Not the least noble, nor the least exacting of mistresses, is the Muse of Satire. “Facit indignatio versum,” said Juvenal. But alas, how fumbling a designer, how banal a metrician, how unscrupulous and inartistic a poetaster has Indignation generally proved herself to be. Few satires survive the ephemeral social follies that provoked them, because, being by nature parasites, when that which supported their growth decays and perishes, they too must perish, unless indeed they are rooted deeply in the unchanging soil of imagination and poetry. Truly great satire will always be very rare. It is still possible to read with delight Byron’s Vision of Judgment, and portions of his Age of Bronze; and there are passages in Pope and Dryden that fully deserve their reputation. But it is perhaps only in parts of the Divina Commedia, and in the last three hundred lines of the fourth book of Lucretius, and occasionally in Leopardi, that satire may be found mingled as the dominating element in poetry of the highest order. Its taste even there is bitter, but with the divine bitterness of passion and sincerity.

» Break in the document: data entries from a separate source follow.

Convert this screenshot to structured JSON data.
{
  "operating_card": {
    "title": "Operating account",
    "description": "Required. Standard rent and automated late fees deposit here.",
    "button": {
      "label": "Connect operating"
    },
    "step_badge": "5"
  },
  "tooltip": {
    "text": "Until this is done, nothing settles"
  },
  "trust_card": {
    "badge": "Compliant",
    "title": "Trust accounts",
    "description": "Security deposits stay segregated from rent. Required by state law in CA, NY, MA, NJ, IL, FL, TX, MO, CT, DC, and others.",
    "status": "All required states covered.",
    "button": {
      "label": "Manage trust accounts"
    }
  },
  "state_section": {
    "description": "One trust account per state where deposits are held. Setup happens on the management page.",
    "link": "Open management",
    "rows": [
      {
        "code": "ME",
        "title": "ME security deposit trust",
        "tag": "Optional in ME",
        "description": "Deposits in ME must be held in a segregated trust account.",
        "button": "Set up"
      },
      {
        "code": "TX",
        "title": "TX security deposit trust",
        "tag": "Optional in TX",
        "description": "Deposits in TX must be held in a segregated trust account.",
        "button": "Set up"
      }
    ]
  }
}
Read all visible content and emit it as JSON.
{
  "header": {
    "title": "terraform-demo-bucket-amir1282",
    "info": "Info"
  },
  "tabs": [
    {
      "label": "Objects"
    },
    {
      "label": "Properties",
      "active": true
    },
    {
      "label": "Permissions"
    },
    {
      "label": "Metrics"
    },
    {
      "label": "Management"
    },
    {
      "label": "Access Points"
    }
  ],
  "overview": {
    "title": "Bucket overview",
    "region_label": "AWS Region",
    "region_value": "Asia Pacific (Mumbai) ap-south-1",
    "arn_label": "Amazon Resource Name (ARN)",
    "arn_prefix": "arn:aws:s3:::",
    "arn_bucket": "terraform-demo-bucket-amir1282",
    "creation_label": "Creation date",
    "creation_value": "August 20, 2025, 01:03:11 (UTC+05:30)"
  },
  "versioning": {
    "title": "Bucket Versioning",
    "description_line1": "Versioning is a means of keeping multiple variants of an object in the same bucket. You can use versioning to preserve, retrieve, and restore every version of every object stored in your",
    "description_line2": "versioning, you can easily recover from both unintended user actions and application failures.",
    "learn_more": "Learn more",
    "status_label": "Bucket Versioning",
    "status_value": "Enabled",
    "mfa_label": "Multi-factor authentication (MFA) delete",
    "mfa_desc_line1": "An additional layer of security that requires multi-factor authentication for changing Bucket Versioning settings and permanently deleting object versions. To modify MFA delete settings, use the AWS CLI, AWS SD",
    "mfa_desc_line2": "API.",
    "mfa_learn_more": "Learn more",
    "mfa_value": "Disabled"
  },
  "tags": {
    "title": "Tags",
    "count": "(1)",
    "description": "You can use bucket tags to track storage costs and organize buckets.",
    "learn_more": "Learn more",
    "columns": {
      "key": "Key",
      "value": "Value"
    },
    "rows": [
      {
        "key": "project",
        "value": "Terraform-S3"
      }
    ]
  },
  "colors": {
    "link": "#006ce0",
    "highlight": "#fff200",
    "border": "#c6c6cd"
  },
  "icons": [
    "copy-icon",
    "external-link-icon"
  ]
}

In the enchanted kingdom of fantasy and the mock-heroic, Pope’s Rape of the Lock and Lear’s poems still reign supreme. It is perhaps because they are ostensibly written for the delight of children, that The Owl and the Pussycat, The Dong, and the Quangle-Wangle have never, so far as I know, found their way into serious adult anthologies. Yet if we are really sincere in our quest for lyrical beauty, verbal euphony and metrical invention, we should not have tolerated without protest the absence of these poems from the Oxford Book of Verse, where they would more than hold their own in the company of Annabel Lee, The Lady of Shalott, and The Blessed Damozel.